Q. What is the PN40 pressure rating?

The number next to “PN” (in this case, “40”) indicates the pressure flanges can take.

In the case of a PN 40 flange, the PN pressure is 40 bar at 20 degrees Celsius. This means that the flange is well designed to withstand a maximum pressure of 40 bar at 20 degrees Celsius temperature.

Q. What is the PN100 pressure rating?

The number next to “PN” (in this case, “100”) indicates that the pressure flanges can be sustained.

In the case of a PN 100 flange, the PN pressure is 100 bar at 20 degrees Celsius. This means that the flange is created to maintain a maximum pressure of 100 bar at 20 degrees Celsius temperature.

Likewise, PN6, PN10, PN16, and PN25 will have nominal pressures of 6, 10, 16, and 25 bars at 20 degrees Celsius, respectively.

Q. What is the PN rating chart?

Here is a table showing some common pressure ratings PN and their corresponding values:

Pressure Rating Value in bar Value in psi
PN 2 2 29
PN 6 6 87
PN 10 10 145
PN 16 16 232
PN 25 25 362
PN 40 40 580
PN 63 63 914
PN 100 100 1450

This is a small selection of the many possible nominal pressures used for flanges.



Q. What does DN 50 mean in flanges?

In the context of flanges, “DN” stands for “Diameter Nominal” and refers to the size of the flange. The number that follows “DN” (in this case, “50”) indicates the nominal diameter of the flange in millimetres.

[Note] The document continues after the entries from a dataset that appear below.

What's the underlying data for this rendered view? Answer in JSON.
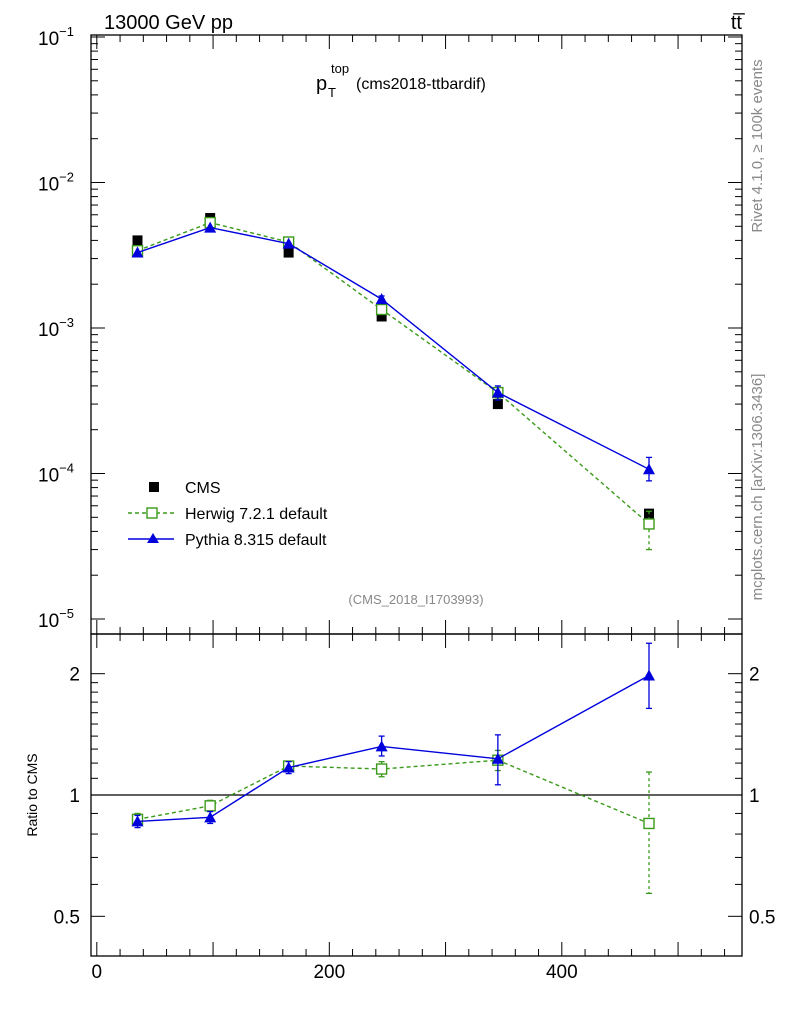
{
  "header": {
    "energy_label": "13000 GeV pp",
    "process_label": "tt̅"
  },
  "side_labels": {
    "rivet": "Rivet 4.1.0, ≥ 100k events",
    "mcplots": "mcplots.cern.ch [arXiv:1306.3436]"
  },
  "chart_data": [
    {
      "type": "scatter",
      "panel": "main",
      "title": {
        "base": "p",
        "sub": "T",
        "sup": "top",
        "rest": " (cms2018-ttbardif)"
      },
      "analysis_label": "(CMS_2018_I1703993)",
      "yscale": "log",
      "ylim": [
        1e-05,
        0.1
      ],
      "xlim": [
        -5,
        555
      ],
      "y_ticks": [
        {
          "value": 0.1,
          "mant": "10",
          "exp": "−1"
        },
        {
          "value": 0.01,
          "mant": "10",
          "exp": "−2"
        },
        {
          "value": 0.001,
          "mant": "10",
          "exp": "−3"
        },
        {
          "value": 0.0001,
          "mant": "10",
          "exp": "−4"
        },
        {
          "value": 1e-05,
          "mant": "10",
          "exp": "−5"
        }
      ],
      "legend_position": "lower-left",
      "series": [
        {
          "name": "CMS",
          "style": "data",
          "color": "#000000",
          "x": [
            35,
            97.5,
            165,
            245,
            345,
            475
          ],
          "y": [
            0.004,
            0.0057,
            0.0033,
            0.0012,
            0.0003,
            5.3e-05
          ],
          "err_low": [
            0,
            0,
            0,
            0,
            0,
            0
          ],
          "err_high": [
            0,
            0,
            0,
            0,
            0,
            0
          ]
        },
        {
          "name": "Herwig 7.2.1 default",
          "style": "herwig",
          "color": "#3a9a1a",
          "x": [
            35,
            97.5,
            165,
            245,
            345,
            475
          ],
          "y": [
            0.0034,
            0.0053,
            0.0039,
            0.00134,
            0.00036,
            4.5e-05
          ],
          "err_low": [
            0,
            0,
            0,
            6e-05,
            3e-05,
            1.5e-05
          ],
          "err_high": [
            0,
            0,
            0,
            6e-05,
            3e-05,
            1e-05
          ]
        },
        {
          "name": "Pythia 8.315 default",
          "style": "pythia",
          "color": "#0000dd",
          "x": [
            35,
            97.5,
            165,
            245,
            345,
            475
          ],
          "y": [
            0.0033,
            0.0049,
            0.0038,
            0.00158,
            0.00036,
            0.000107
          ],
          "err_low": [
            0,
            0,
            0,
            8e-05,
            4e-05,
            1.8e-05
          ],
          "err_high": [
            0,
            0,
            0,
            8e-05,
            4e-05,
            2.2e-05
          ]
        }
      ]
    },
    {
      "type": "scatter",
      "panel": "ratio",
      "ylabel": "Ratio to CMS",
      "ylim": [
        0.42,
        2.35
      ],
      "xlim": [
        -5,
        555
      ],
      "x_ticks": [
        0,
        200,
        400
      ],
      "y_ticks": [
        0.5,
        1,
        2
      ],
      "reference_line": 1,
      "series": [
        {
          "name": "Herwig 7.2.1 default",
          "style": "herwig",
          "color": "#3a9a1a",
          "x": [
            35,
            97.5,
            165,
            245,
            345,
            475
          ],
          "y": [
            0.87,
            0.94,
            1.18,
            1.16,
            1.22,
            0.85
          ],
          "err_low": [
            0.03,
            0.03,
            0.03,
            0.05,
            0.07,
            0.28
          ],
          "err_high": [
            0.03,
            0.03,
            0.03,
            0.05,
            0.07,
            0.29
          ]
        },
        {
          "name": "Pythia 8.315 default",
          "style": "pythia",
          "color": "#0000dd",
          "x": [
            35,
            97.5,
            165,
            245,
            345,
            475
          ],
          "y": [
            0.86,
            0.88,
            1.17,
            1.32,
            1.23,
            1.98
          ],
          "err_low": [
            0.03,
            0.03,
            0.04,
            0.07,
            0.17,
            0.34
          ],
          "err_high": [
            0.03,
            0.03,
            0.04,
            0.08,
            0.18,
            0.4
          ]
        }
      ]
    }
  ]
}
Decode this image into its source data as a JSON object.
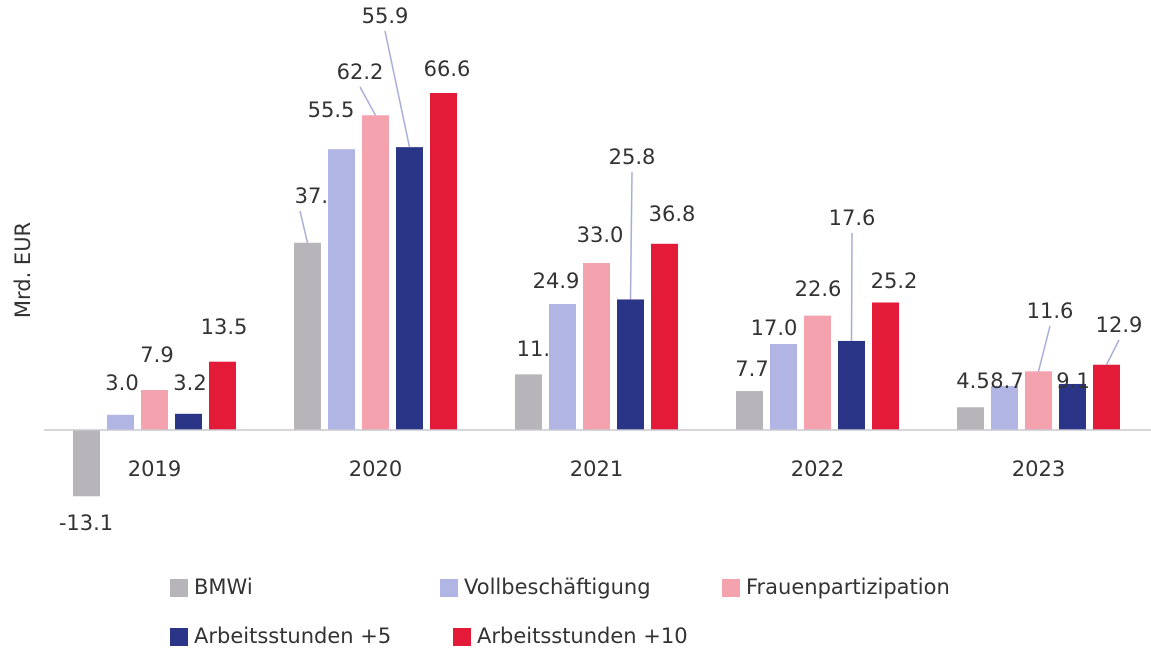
{
  "chart_data": {
    "type": "bar",
    "y_label": "Mrd. EUR",
    "categories": [
      "2019",
      "2020",
      "2021",
      "2022",
      "2023"
    ],
    "series": [
      {
        "name": "BMWi",
        "color": "#b7b5b9",
        "values": [
          -13.1,
          37,
          11,
          7.7,
          4.5
        ],
        "value_labels": [
          "-13.1",
          "37.0",
          "11.0",
          "7.7",
          "4.5"
        ]
      },
      {
        "name": "Vollbeschäftigung",
        "color": "#b1b5e3",
        "values": [
          3,
          55.5,
          24.9,
          17,
          8.7
        ],
        "value_labels": [
          "3.0",
          "55.5",
          "24.9",
          "17.0",
          "8.7"
        ]
      },
      {
        "name": "Frauenpartizipation",
        "color": "#f4a2ad",
        "values": [
          7.9,
          62.2,
          33,
          22.6,
          11.6
        ],
        "value_labels": [
          "7.9",
          "62.2",
          "33.0",
          "22.6",
          "11.6"
        ]
      },
      {
        "name": "Arbeitsstunden +5",
        "color": "#2b3587",
        "values": [
          3.2,
          55.9,
          25.8,
          17.6,
          9.1
        ],
        "value_labels": [
          "3.2",
          "55.9",
          "25.8",
          "17.6",
          "9.1"
        ]
      },
      {
        "name": "Arbeitsstunden +10",
        "color": "#e31a38",
        "values": [
          13.5,
          66.6,
          36.8,
          25.2,
          12.9
        ],
        "value_labels": [
          "13.5",
          "66.6",
          "36.8",
          "25.2",
          "12.9"
        ]
      }
    ],
    "ylim": [
      -15,
      70
    ],
    "legend": "bottom"
  }
}
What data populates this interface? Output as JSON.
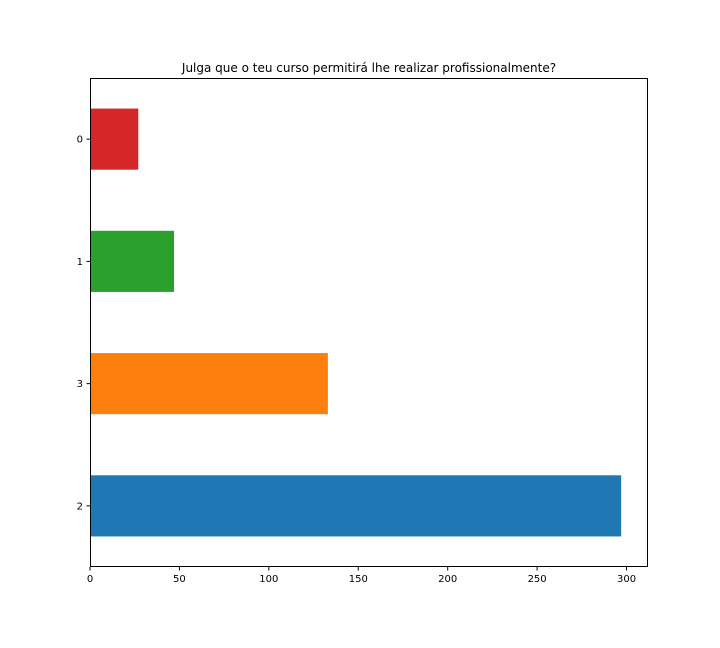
{
  "chart_data": {
    "type": "bar",
    "orientation": "horizontal",
    "title": "Julga que o teu curso permitirá lhe  realizar profissionalmente?",
    "xlabel": "",
    "ylabel": "",
    "categories": [
      "2",
      "3",
      "1",
      "0"
    ],
    "values": [
      297,
      133,
      47,
      27
    ],
    "colors": [
      "#1f77b4",
      "#ff7f0e",
      "#2ca02c",
      "#d62728"
    ],
    "xlim": [
      0,
      312
    ],
    "xticks": [
      0,
      50,
      100,
      150,
      200,
      250,
      300
    ],
    "grid": false,
    "legend": "none"
  }
}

So, a flange designated as DN 50 has a nominal diameter of 50mm. This size is used to determine the size of the piping system that the flange is suitable for.

It is worth noting that the outside diameter of the flange may be larger than the nominal diameter due to the thickness of the flange material and any raised surfaces on the flange.

Q. What is the PN100 to ANSI class?

ANSI is the abbreviation for the American National Standards Institute, a private, non-profit organization that develops and publishes standards for many industries in the United States. In the context of flanges, it may be used to define flanges’ dimensions, materials, and pressure.

The Flange rating class of PN100 is Class 600#.

Q. PN 40 pressure rating equivalent.

There are different ways in which the pressure grade of a PN 40 flange could be expressed in other pressure grading systems. Here are some possible equivalents for a PN 40 flange:

  • In pounds per square inch (psi), a PN 40 flange would have a pressure of approximately 580 psi.
  • In megapascals (MPa), a PN 40 flange would have a pressure of approximately 4 MPa.
  • In kilograms per square centimetre (kgf/cm^2), a PN 40 flange would have a pressure of approximately 391 kgf/cm^2.

These are approximate conversions and may need to be more precise. The exact conversion will depend on the specific standard and may vary slightly.